Questi artigiani ricavavano, attraverso la concia e le successive fasi di lavorazione dei pellami, raffinati capi di abbigliamento ed accessori. Talvolta le botteghe servivano sia per la lavorazione che per la vendita, ma più di frequente nella via cittadina detta dei Pellicciai si trovavano soltanto le sedi commerciali, mentre l’attività artigianale, essendo legata alla disponibilità di acqua e risultando inquinante, era invece dislocata in zone periferiche e lungo l’Arno. I galigai ed i conciatori avevano infatti tutte le loro sedi sul fiume195.
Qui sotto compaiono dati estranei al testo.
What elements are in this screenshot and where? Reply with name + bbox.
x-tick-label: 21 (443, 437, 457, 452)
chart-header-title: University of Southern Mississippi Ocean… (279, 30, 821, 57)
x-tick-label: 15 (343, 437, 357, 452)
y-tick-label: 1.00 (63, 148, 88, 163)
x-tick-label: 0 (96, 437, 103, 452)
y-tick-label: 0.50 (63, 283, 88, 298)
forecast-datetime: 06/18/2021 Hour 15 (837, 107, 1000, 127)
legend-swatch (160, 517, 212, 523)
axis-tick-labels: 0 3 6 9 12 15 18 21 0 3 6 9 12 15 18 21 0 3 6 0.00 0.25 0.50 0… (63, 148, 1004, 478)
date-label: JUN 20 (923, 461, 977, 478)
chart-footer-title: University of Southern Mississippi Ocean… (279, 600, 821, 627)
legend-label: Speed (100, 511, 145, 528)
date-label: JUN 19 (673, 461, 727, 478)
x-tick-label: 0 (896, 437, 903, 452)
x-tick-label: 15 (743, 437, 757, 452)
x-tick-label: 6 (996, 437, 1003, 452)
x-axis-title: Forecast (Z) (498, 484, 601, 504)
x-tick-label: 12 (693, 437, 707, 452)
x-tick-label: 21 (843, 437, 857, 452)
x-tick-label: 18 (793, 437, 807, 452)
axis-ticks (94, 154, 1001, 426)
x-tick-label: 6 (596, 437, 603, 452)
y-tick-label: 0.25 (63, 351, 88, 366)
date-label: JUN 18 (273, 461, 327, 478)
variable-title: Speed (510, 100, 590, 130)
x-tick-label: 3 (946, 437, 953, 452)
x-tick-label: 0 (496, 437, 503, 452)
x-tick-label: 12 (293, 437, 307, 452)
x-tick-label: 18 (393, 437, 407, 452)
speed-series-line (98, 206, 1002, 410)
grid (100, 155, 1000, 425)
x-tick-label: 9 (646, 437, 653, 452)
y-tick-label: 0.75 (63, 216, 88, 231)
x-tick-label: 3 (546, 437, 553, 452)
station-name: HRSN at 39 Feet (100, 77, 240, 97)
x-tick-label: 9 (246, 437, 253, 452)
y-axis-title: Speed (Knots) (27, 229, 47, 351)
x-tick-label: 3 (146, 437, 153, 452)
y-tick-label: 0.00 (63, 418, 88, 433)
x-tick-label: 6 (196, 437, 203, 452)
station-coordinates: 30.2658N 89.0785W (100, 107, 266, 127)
Trascinate dal loro spirito protezionistico e capitalistico, le Arti non seppero salvaguardare le libertà politiche del Comune e concorsero a preparare l’avvento della Signoria. Nel XV secolo, si giunse alla centralizzazione dell’autorità statale nelle mani della cripto-monarchia medicea; all’aprirsi dell’epoca Laurenziana, la trasformazione della Repubblica fiorentina in uno Stato regionale portò ad un cambiamento sostanziale nella fisionomia della politica cittadina e le Arti subirono un drastico processo di ridimensionamento196, venendo gradualmente esautorate dal ruolo politico ed istituzionale e dalla guida dell’economia fiorentina che avevano ricoperto nei due secoli precedenti, e furono ridotte a mere organizzazioni professionali.

A partire dal 1532, con l’avvento del Granducato, le Arti iniziarono un inevitabile declino, tanto che nel corso del XVI secolo decadde l’obbligo legale di appartenervi197.